India is a weird place to buy cars. This is a country that has a vast base of prospective customers who can be targeted by manufacturers because, quite simply, Indians are spending more nowadays. By the way, I am not talking about GST.
I used the term weird because more often than not, Indians buy similar cars that use the same mechanicals but are named differently. Where manufacturers win is when they make their customers believe that their cars are completely ‘new’ and do not have any resemblance to their other product.
A case in point is the current crop of entry-level hatchbacks and sub-four metre sedans. Everything, ranging from Swift and Swift Dzire, Brio and Amaze, Tiago and Tigor, Bolt and Zest, Figo and Figo Aspire are marketed in such a way that they are absolutely ‘different’ from each other. I suspect the addition of air-con blower for the rear passengers is the cause for this and, people just gulp these products by the bucket load.
But they are not different, for they use the same mechanicals and are very similar, unless you believe that shelling out more money for a bit of boot space is a very good investment.
HOW THEY CAN REDUCE PRICES
I also do not understand why there is such a big difference in prices of these cars. Sure, I do accept it is not easy to lengthen the wheelbase of the car and is not easy to add a boot just like that. All this should not compromise the structure of the car because safety is very important. However, manufacturers can reduce the economies of scale in many other ways, especially since they do not have to go in search of new engines or transmission or suspension or a dashboard or switches, door handles, spare wheel, tyres, seats and I can go on.

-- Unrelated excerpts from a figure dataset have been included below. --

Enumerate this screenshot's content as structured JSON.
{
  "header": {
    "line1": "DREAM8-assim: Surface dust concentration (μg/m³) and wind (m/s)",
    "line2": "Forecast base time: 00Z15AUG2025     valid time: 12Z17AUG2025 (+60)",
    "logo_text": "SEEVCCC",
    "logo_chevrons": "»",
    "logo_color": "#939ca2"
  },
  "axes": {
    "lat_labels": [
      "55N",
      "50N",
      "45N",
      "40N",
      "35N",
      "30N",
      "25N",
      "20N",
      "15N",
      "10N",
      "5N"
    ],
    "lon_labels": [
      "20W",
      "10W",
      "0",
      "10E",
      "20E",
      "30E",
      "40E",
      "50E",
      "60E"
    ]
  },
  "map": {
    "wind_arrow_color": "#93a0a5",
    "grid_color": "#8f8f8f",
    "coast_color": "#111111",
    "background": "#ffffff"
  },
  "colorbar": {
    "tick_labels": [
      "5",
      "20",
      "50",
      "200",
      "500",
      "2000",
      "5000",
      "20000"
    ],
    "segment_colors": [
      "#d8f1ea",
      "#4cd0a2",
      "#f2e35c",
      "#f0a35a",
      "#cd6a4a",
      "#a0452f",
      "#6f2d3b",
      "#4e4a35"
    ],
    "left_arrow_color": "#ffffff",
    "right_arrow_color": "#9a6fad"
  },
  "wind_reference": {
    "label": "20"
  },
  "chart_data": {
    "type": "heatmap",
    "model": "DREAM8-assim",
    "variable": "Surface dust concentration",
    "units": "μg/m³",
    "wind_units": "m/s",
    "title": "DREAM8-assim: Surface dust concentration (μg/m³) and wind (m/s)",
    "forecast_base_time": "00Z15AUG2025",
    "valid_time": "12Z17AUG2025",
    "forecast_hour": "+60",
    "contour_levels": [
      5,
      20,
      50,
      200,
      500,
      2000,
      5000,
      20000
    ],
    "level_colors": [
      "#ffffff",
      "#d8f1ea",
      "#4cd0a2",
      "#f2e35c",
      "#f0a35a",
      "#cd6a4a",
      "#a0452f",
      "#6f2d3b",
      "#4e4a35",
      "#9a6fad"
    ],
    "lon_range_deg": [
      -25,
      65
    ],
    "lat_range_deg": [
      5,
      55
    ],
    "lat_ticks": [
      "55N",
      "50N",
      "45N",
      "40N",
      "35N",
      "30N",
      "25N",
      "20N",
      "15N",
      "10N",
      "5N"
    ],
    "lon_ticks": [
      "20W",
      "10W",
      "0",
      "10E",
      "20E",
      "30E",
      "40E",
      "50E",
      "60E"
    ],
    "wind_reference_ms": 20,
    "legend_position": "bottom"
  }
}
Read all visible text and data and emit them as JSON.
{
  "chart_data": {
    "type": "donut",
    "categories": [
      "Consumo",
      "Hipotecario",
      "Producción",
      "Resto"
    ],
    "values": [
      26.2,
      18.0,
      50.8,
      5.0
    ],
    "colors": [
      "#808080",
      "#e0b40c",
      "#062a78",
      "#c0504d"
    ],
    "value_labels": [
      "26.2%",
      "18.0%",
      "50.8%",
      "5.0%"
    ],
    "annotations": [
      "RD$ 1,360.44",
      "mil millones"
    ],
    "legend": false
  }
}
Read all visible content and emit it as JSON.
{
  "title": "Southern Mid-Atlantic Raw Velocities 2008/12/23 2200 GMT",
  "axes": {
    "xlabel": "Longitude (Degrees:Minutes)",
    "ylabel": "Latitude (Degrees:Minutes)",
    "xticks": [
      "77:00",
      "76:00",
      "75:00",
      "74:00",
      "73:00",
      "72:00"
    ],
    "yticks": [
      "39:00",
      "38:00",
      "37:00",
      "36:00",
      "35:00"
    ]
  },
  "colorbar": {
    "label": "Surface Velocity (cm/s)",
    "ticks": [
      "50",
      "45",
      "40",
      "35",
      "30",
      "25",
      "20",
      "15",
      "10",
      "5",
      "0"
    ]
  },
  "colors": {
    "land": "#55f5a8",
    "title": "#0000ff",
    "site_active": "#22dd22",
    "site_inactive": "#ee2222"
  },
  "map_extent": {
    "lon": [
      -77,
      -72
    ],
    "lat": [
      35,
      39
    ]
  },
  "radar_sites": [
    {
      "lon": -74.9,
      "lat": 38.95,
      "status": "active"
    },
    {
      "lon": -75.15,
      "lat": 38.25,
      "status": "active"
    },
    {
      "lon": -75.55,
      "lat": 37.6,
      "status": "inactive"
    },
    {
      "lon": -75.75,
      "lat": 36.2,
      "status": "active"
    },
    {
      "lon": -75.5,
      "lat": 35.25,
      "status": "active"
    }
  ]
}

The nomenclature is very different too. Manufacturers are hell bent in stating that their cars are different. Instead of calling a car – let us name it X – as X hatchback and X sedan and X estate, Somehow, manufacturers have got it into their heads that if cars differ in body shape, even if they only got slimmer, they should be given a new name.
Think about the amount of money that goes into the branding of the new name and then in the advertisements and the whole lot. That money can instead be spent to offer customers the full safety kit in all variants of the cars and variants in terms of other kits provided.
LET’S BE HONEST
Openness is what is missing in our country. They are not honest to tell people, ‘Look, we have got a platform and a couple of engines and we will be offering a hatchback, a sub-four metre sedan, a bigger sedan (for those who want), a bigger hatchback (again), a pseudo crossover that looks like an SUV, a people carrier or as people like to call it an MPV (which actually is just a term for estates), and pick your choice.’
If manufacturers do that, it will result in a reduction in their profits. Sure, not many are making huge profits, but that can easily be reduced by stopping all the expenses that come with giving a new name for a car, for its branding and the publicity.
ADD YOUR MITE
The fault is with our buying public, as well. People go into a showroom and buy a car because they like it. The new generation buys vehicles after a lot of research, yes, but word-of-mouth information influences their decision. If people go into a showroom and question the personnel regarding something, their query will get reported. Go into a showroom and ask what really is different in the cars that have been mentioned and say that you prefer to save a lot of money and just stick with what you want. It will get notified and it will make the manufacturers think.
Just think about change this could bring about if people decide to value their earnings more.